The seeds sown at the same time in a garden have
generally been matured during the same season and in the same place; and
in this respect they differ much from the seeds sown by the hand of
nature. Some exotic plants are not frequented by the native insects in
their new home, and therefore are not intercrossed; and this appears to
be a highly important factor in the individuals acquiring uniformity of
constitution.
In my experiments the greatest care was taken that in each generation
all the crossed and self-fertilised plants should be subjected to the
same conditions.

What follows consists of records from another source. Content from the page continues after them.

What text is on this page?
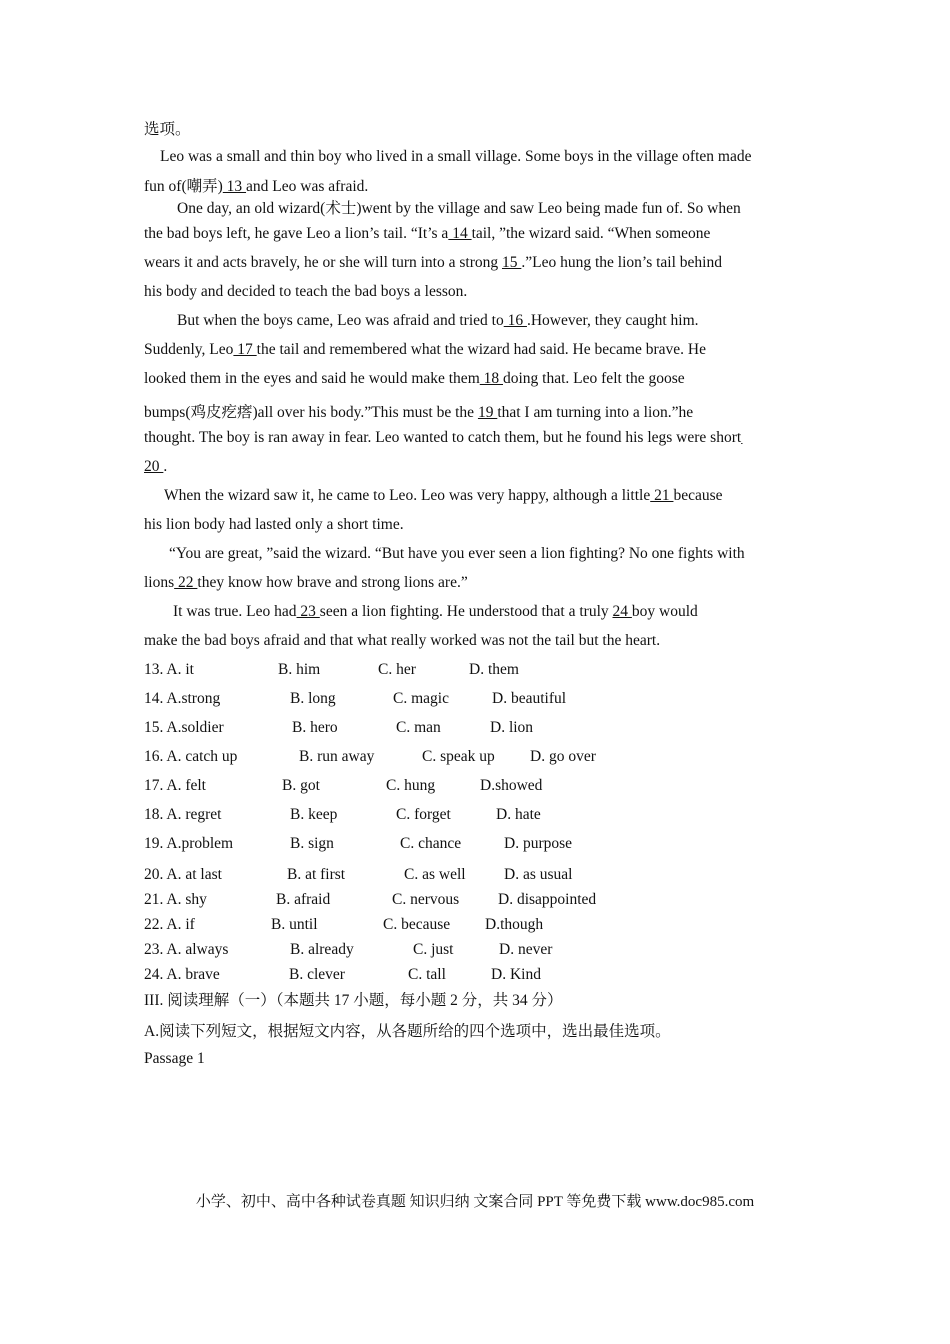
选项。
Leo was a small and thin boy who lived in a small village. Some boys in the village often made
fun of(嘲弄) 13 and Leo was afraid.
One day, an old wizard(术士)went by the village and saw Leo being made fun of. So when
the bad boys left, he gave Leo a lion’s tail. “It’s a 14 tail, ”the wizard said. “When someone
wears it and acts bravely, he or she will turn into a strong 15 .”Leo hung the lion’s tail behind
his body and decided to teach the bad boys a lesson.
But when the boys came, Leo was afraid and tried to 16 .However, they caught him.
Suddenly, Leo 17 the tail and remembered what the wizard had said. He became brave. He
looked them in the eyes and said he would make them 18 doing that. Leo felt the goose
bumps(鸡皮疙瘩)all over his body.”This must be the 19 that I am turning into a lion.”he
thought. The boy is ran away in fear. Leo wanted to catch them, but he found his legs were short 
20 .
When the wizard saw it, he came to Leo. Leo was very happy, although a little 21 because
his lion body had lasted only a short time.
“You are great, ”said the wizard. “But have you ever seen a lion fighting? No one fights with
lions 22 they know how brave and strong lions are.”
It was true. Leo had 23 seen a lion fighting. He understood that a truly 24 boy would
make the bad boys afraid and that what really worked was not the tail but the heart.
13. A. it	B. him	C. her	D. them
14. A.strong	B. long	C. magic	D. beautiful
15. A.soldier	B. hero	C. man	D. lion
16. A. catch up	B. run away	C. speak up D. go over
17. A. felt	B. got	C. hung	D.showed
18. A. regret	B. keep	C. forget	D. hate
19. A.problem	B. sign	C. chance	D. purpose
20. A. at last	B. at first	C. as well D. as usual
21. A. shy	B. afraid	C. nervous	D. disappointed
22. A. if	B. until	C. because D.though
23. A. always	B. already	C. just	D. never
24. A. brave	B. clever	C. tall	D. Kind
III. 阅读理解（一）（本题共 17 小题，每小题 2 分，共 34 分）
A.阅读下列短文，根据短文内容，从各题所给的四个选项中，选出最佳选项。
Passage 1
小学、初中、高中各种试卷真题 知识归纳 文案合同 PPT 等免费下载 www.doc985.com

Not that the conditions were absolutely the same, for
the more vigorous individuals will have robbed the weaker ones of
nutriment, and likewise of water when the soil in the pots was becoming
dry; and both lots at one end of the pot will have received a little
more light than those at the other end. In the successive generations,
the plants were subjected to somewhat different conditions, for the
seasons necessarily varied, and they were sometimes raised at different
periods of the year. But as they were all kept under glass, they were
exposed to far less abrupt and great changes of temperature and moisture
than are plants growing out of doors. With respect to the intercrossed
plants, their first parents, which were not related, would almost
certainly have differed somewhat in constitution; and such
constitutional peculiarities would be variously mingled in each
succeeding intercrossed generation, being sometimes augmented, but more
commonly neutralised in a greater or less degree, and sometimes revived
through reversion; just as we know to be the case with the external
characters of crossed species and varieties.